Com a finalização da obra, a maior parte desses trabalhadores foi dispensada. Sem ter como retornar ao seu estado de origem, passaram a se instalar nas proximidades, gerando tensões sociais e políticas na região.

Oprimidos pelos grandes fazendeiros e expulsos de suas terras, os trabalhadores passaram a buscar consolo seguindo a palavra de beatos, que os guiariam para um novo tipo de vida.

Entre os diversos místicos que percorriam o interior do país, como curandeiros dotados de poderes, estava João Maria de Agostini, também chamado João Maria de Santo Agostinho. Vindo de Sorocaba, o “profeta” percorreu os mesmos caminhos dos tropeiros. Por meio de suas pregações, anunciava a vinda do Messias e se propunha a conduzir todos que o seguissem para a salvação.

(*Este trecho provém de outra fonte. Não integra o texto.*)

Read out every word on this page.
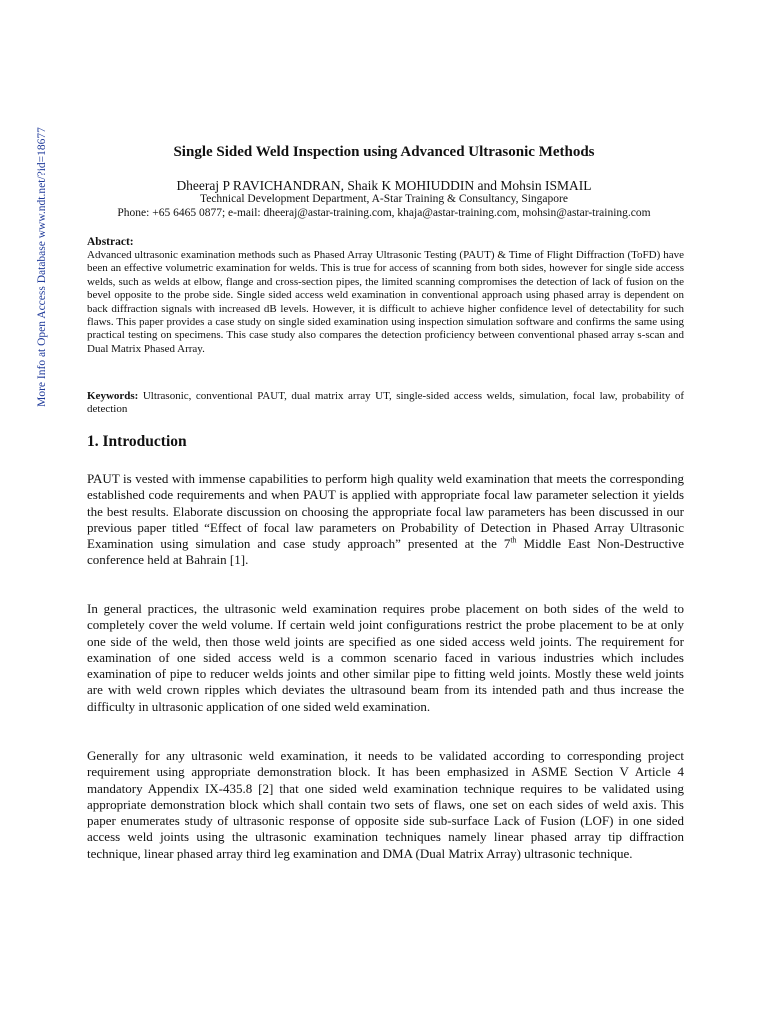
More Info at Open Access Database www.ndt.net/?id=18677	Single Sided Weld Inspection using Advanced Ultrasonic Methods
Dheeraj P RAVICHANDRAN, Shaik K MOHIUDDIN and Mohsin ISMAIL
Technical Development Department, A-Star Training & Consultancy, Singapore
Phone: +65 6465 0877; e-mail: dheeraj@astar-training.com, khaja@astar-training.com, mohsin@astar-training.com
Abstract:

Advanced ultrasonic examination methods such as Phased Array Ultrasonic Testing (PAUT) & Time of Flight Diffraction (ToFD) have been an effective volumetric examination for welds. This is true for access of scanning from both sides, however for single side access welds, such as welds at elbow, flange and cross-section pipes, the limited scanning compromises the detection of lack of fusion on the bevel opposite to the probe side. Single sided access weld examination in conventional approach using phased array is dependent on back diffraction signals with increased dB levels. However, it is difficult to achieve higher confidence level of detectability for such flaws. This paper provides a case study on single sided examination using inspection simulation software and confirms the same using practical testing on specimens. This case study also compares the detection proficiency between conventional phased array s-scan and Dual Matrix Phased Array.

Keywords: Ultrasonic, conventional PAUT, dual matrix array UT, single-sided access welds, simulation, focal law, probability of detection

1. Introduction

PAUT is vested with immense capabilities to perform high quality weld examination that meets the corresponding established code requirements and when PAUT is applied with appropriate focal law parameter selection it yields the best results. Elaborate discussion on choosing the appropriate focal law parameters has been discussed in our previous paper titled “Effect of focal law parameters on Probability of Detection in Phased Array Ultrasonic Examination using simulation and case study approach” presented at the 7th Middle East Non-Destructive conference held at Bahrain [1].

In general practices, the ultrasonic weld examination requires probe placement on both sides of the weld to completely cover the weld volume. If certain weld joint configurations restrict the probe placement to be at only one side of the weld, then those weld joints are specified as one sided access weld joints. The requirement for examination of one sided access weld is a common scenario faced in various industries which includes examination of pipe to reducer welds joints and other similar pipe to fitting weld joints. Mostly these weld joints are with weld crown ripples which deviates the ultrasound beam from its intended path and thus increase the difficulty in ultrasonic application of one sided weld examination.

Generally for any ultrasonic weld examination, it needs to be validated according to corresponding project requirement using appropriate demonstration block. It has been emphasized in ASME Section V Article 4 mandatory Appendix IX-435.8 [2] that one sided weld examination technique requires to be validated using appropriate demonstration block which shall contain two sets of flaws, one set on each sides of weld axis. This paper enumerates study of ultrasonic response of opposite side sub-surface Lack of Fusion (LOF) in one sided access weld joints using the ultrasonic examination techniques namely linear phased array tip diffraction technique, linear phased array third leg examination and DMA (Dual Matrix Array) ultrasonic technique.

Seguindo o exemplo de João Maria surgiram outros beatos, que aproveitando sua fama, iniciaram também as suas pregações. Por volta de 1910, o monge José Maria conseguiu concentrar grande número de seguidores para construir na Terra a chamada Monarquia Celeste, onde seria extinta a República e teria início um tempo melhor para o seu povo.

Esse monge, cujo verdadeiro nome era Miguel Lucena de Boaventura, adquiriu a fama de curador e homem santo por intermédio de suas pregações. Após se estabelecer no arraial de Taquaraçu, em Santa Catarina, organizou o chamado “Quadro Santo”, comunidade onde todos viveriam como irmãos, com propriedade comum e comércio proibido e punido com a pena de morte.

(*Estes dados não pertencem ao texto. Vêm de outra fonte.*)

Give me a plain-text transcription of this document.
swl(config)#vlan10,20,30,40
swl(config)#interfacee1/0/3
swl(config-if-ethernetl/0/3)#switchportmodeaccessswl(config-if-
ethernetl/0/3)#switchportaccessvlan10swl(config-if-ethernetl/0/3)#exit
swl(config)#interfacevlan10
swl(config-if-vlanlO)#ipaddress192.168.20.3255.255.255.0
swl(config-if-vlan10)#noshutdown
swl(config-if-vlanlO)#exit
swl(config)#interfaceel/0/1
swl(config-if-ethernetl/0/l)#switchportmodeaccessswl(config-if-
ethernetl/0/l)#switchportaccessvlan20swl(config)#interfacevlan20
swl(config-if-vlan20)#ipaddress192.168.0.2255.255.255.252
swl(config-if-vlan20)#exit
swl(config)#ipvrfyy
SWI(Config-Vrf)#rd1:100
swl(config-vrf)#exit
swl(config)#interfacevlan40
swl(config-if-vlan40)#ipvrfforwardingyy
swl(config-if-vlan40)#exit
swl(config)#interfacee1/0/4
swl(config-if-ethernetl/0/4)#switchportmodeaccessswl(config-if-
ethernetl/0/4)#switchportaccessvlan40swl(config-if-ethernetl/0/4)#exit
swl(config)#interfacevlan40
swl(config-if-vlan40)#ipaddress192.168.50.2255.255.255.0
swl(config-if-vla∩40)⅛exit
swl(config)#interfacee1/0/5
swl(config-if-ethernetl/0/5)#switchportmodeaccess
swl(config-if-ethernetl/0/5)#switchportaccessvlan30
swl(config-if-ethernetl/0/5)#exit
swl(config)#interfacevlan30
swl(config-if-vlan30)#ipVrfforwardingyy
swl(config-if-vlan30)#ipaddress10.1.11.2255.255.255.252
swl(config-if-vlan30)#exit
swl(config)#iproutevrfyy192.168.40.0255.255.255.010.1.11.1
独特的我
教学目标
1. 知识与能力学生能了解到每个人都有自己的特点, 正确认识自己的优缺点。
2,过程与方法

Como era de se esperar, a concentração de sertanejos em torno do monge causou choques entre os chefes políticos locais e a empresa americana instalada na região, gerando muitos conflitos.

Sucessivamente, foram organizadas expedições de tropas oficiais visando dispersar o grupo de seguidores. O monge José Maria morreu no início do conflito, mas em 1913 foi organizada uma nova comunidade com 3 000 crentes e, nos anos seguintes, apesar da repressão das tropas do Exército da Força Pública de Santa Catarina, a luta pela posse da terra envolveu milhares de soldados e milhares de sertanejos, numa operação de destruição de várias “Vilas Santas”, sendo usados equipamentos modernos e até aviões de bombardeio.

Com o apoio do Presidente da República, Wenceslau Braz, foi estabelecido que a região do Contestado deveria ser dividida em duas partes: o Paraná ficaria com, aproximadamente, 20 000 km² e Santa Catarina com 28 000 km². Desse modo, o acordo de 1916 trouxe para Santa Catarina um aumento de população e de território, dando-se assim a definitiva configuração do território catarinense.




Cultivo da erva-mate em estufa

 Cultivo da erva-mate em estufa

Cultivo da erva-mate em estufa. O hábito de tomar chimarrão, bebida preparada com a erva-mate e água fervente, sem açúcar, servida na cuia e sorvida por um canudo também chamado de bomba é, talvez, um dos costumes mais populares nos estados do Paraná, Santa Catarina e Rio Grande do Sul.

Cultivo da erva-mate em estufa – Imagem em Alta Resolução






Glossário


Erva-mate: é obtida da infusão das folhas secas e pisadas da árvore de mesmo nome cuja altura varia entre 4 e 12 metros. Foram provavelmente os índios guaranis da região dos rios Paraná, Paraguai e Uruguai os primeiros a fazer a infusão das folhas para obter a bebida. Ainda hoje é uma bebida bastante popular nessa região, consumida como chá quente ou gelado ou como chimarrão (cuia, bomba, erva-mate e água).